“Oh, anything to stop your crying!” Nan took the glass Kinney had been holding for her. “There! I hope you’re satisfied. It’s silly to make so much fuss about a mere cocktail. No, thanks; not another! There’s no point in taking the same dare twice!”
At the table the talk at once became animated. Nan had been away from them so long that she had half forgotten their range of interests. Burley’s expensive new machine, in which he had motored down from Chicago; “shows” they had seen; a business scheme—biggest thing afoot, Burley threw in parenthetically, with a promise to tell Kinney more about it later; George Pickard’s attentions to the soubrette in a musical comedy, and references to flirtations which the married men present had been engaging in—these things were flung upon the table to be pecked at and dismissed.
“You people are the only real sports in this dismal swamp of a town! I don’t know how you live here among so many dead ones!” said Burley.
Kinney declared that he intended to move to New York as soon as he got rid of his patent suits; he was tired of living in a one-horse town. This suggested a discussion of the merits of New York hotels—a subject which the Kinneys everywhere west of Manhattan Island find endlessly exciting.
When champagne was served, Burley rose with elaborate dignity and invited the other men to join in a toast to the ladies; they were the best girls in America; he defied anybody to gainsay him.
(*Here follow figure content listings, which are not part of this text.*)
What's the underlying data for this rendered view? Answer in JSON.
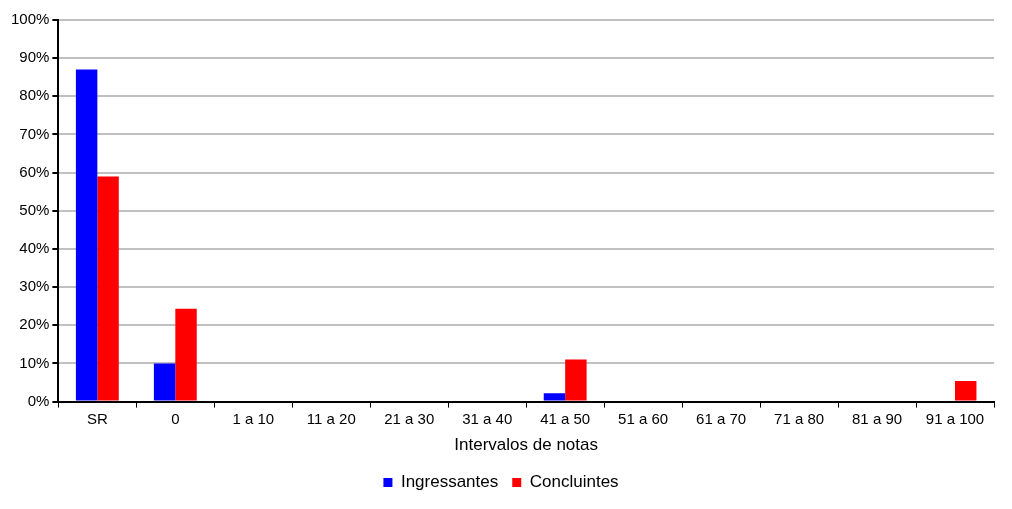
{
  "chart_data": {
    "type": "bar",
    "xlabel": "Intervalos de notas",
    "categories": [
      "SR",
      "0",
      "1 a 10",
      "11 a 20",
      "21 a 30",
      "31 a 40",
      "41 a 50",
      "51 a 60",
      "61 a 70",
      "71 a 80",
      "81 a 90",
      "91 a 100"
    ],
    "series": [
      {
        "name": "Ingressantes",
        "color": "#0000ff",
        "values": [
          87,
          10,
          0,
          0,
          0,
          0,
          2.2,
          0,
          0,
          0,
          0,
          null
        ]
      },
      {
        "name": "Concluintes",
        "color": "#ff0000",
        "values": [
          59,
          24.3,
          0,
          0,
          0,
          0,
          11,
          0,
          0,
          0,
          0,
          5.4
        ]
      }
    ],
    "ylim": [
      0,
      100
    ],
    "yticks": [
      {
        "value": 0,
        "label": "0%"
      },
      {
        "value": 10,
        "label": "10%"
      },
      {
        "value": 20,
        "label": "20%"
      },
      {
        "value": 30,
        "label": "30%"
      },
      {
        "value": 40,
        "label": "40%"
      },
      {
        "value": 50,
        "label": "50%"
      },
      {
        "value": 60,
        "label": "60%"
      },
      {
        "value": 70,
        "label": "70%"
      },
      {
        "value": 80,
        "label": "80%"
      },
      {
        "value": 90,
        "label": "90%"
      },
      {
        "value": 100,
        "label": "100%"
      }
    ],
    "grid": "y",
    "legend": "bottom"
  }
}
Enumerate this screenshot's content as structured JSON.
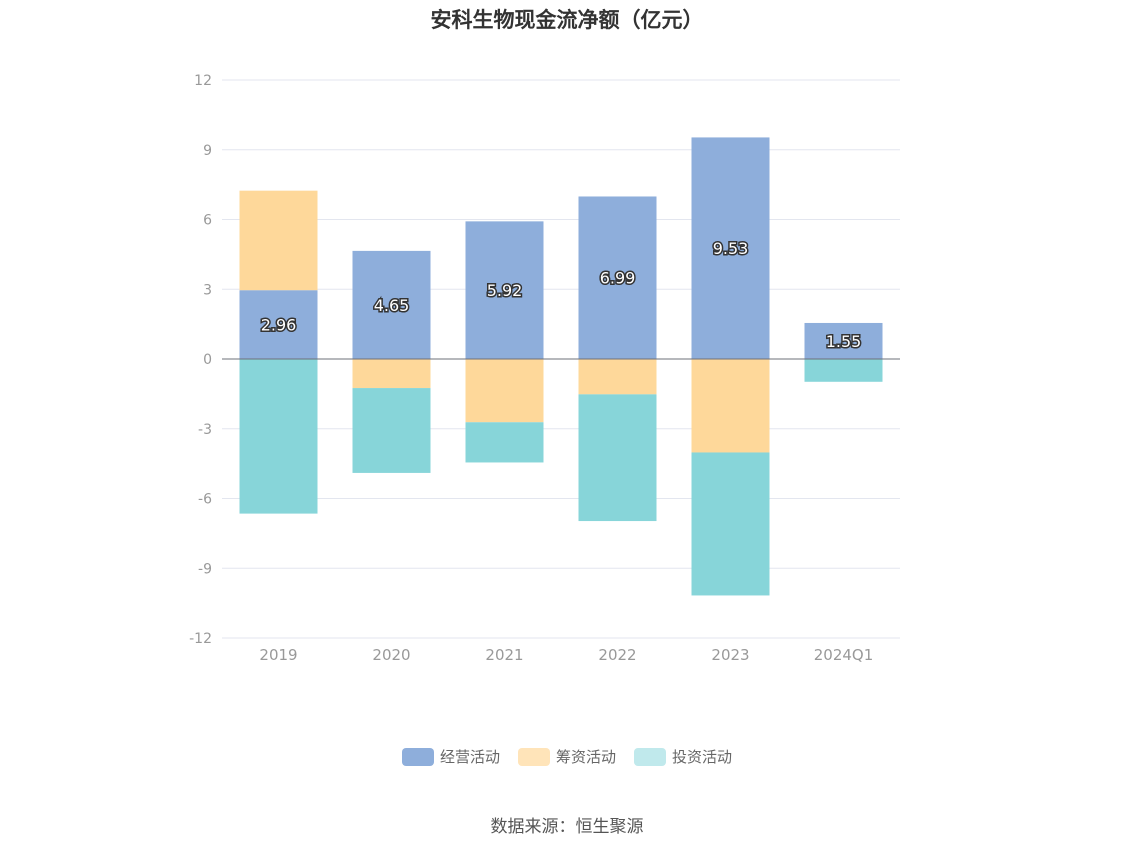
{
  "chart_data": {
    "type": "bar",
    "stacked": true,
    "title": "安科生物现金流净额（亿元）",
    "categories": [
      "2019",
      "2020",
      "2021",
      "2022",
      "2023",
      "2024Q1"
    ],
    "ylim": [
      -12,
      12
    ],
    "yticks": [
      12,
      9,
      6,
      3,
      0,
      -3,
      -6,
      -9,
      -12
    ],
    "grid": true,
    "legend_position": "bottom",
    "series": [
      {
        "name": "经营活动",
        "color": "#8eaedb",
        "values": [
          2.96,
          4.65,
          5.92,
          6.99,
          9.53,
          1.55
        ],
        "show_labels": true
      },
      {
        "name": "筹资活动",
        "color": "#fed89a",
        "values": [
          4.28,
          -1.25,
          -2.72,
          -1.52,
          -4.02,
          0.0
        ],
        "show_labels": false
      },
      {
        "name": "投资活动",
        "color": "#87d5d9",
        "values": [
          -6.65,
          -3.65,
          -1.73,
          -5.45,
          -6.15,
          -0.98
        ],
        "show_labels": false
      }
    ]
  },
  "legend": [
    {
      "label": "经营活动",
      "color": "#8eaedb"
    },
    {
      "label": "筹资活动",
      "color": "#ffe4b9"
    },
    {
      "label": "投资活动",
      "color": "#c0e9ec"
    }
  ],
  "source": "数据来源：恒生聚源"
}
He wished they might all travel about together all the time hitting only the high places; and he extended a general invitation to the company to meet him at Palm Beach the next winter for what he promised should be a grand time.
“He’d make it Japan if he’d only had a few more drinks,” his wife remarked to Nan.
By the time salad was served George Pickard thought it well to justify his reputation as a “cut-up.” His father, a successful lawyer, had left him a comfortable fortune which George was rapidly distributing. George had rebelled against the tame social life of the town in which he was born; he was bored by respectability, and found the freedom of the Kinneys’ establishment wholly to his liking. He went to the living-room for the victrola and wheeled it in, playing the newest tango, to a point just behind Nan’s chair.
“Got to have music; got the habit and can’t eat without music!”
This was accepted as a joke until Copeland protested that he couldn’t stand the noise and began struggling with Pickard, who bitterly resented his effort to push the machine out of the room. The music was hushed presently and Pickard resumed his seat with the understanding that he might play all he pleased after dinner.
“And we’ll have a dance—I haven’t danced a step in ages!” cried Nan, entering into the spirit of the occasion.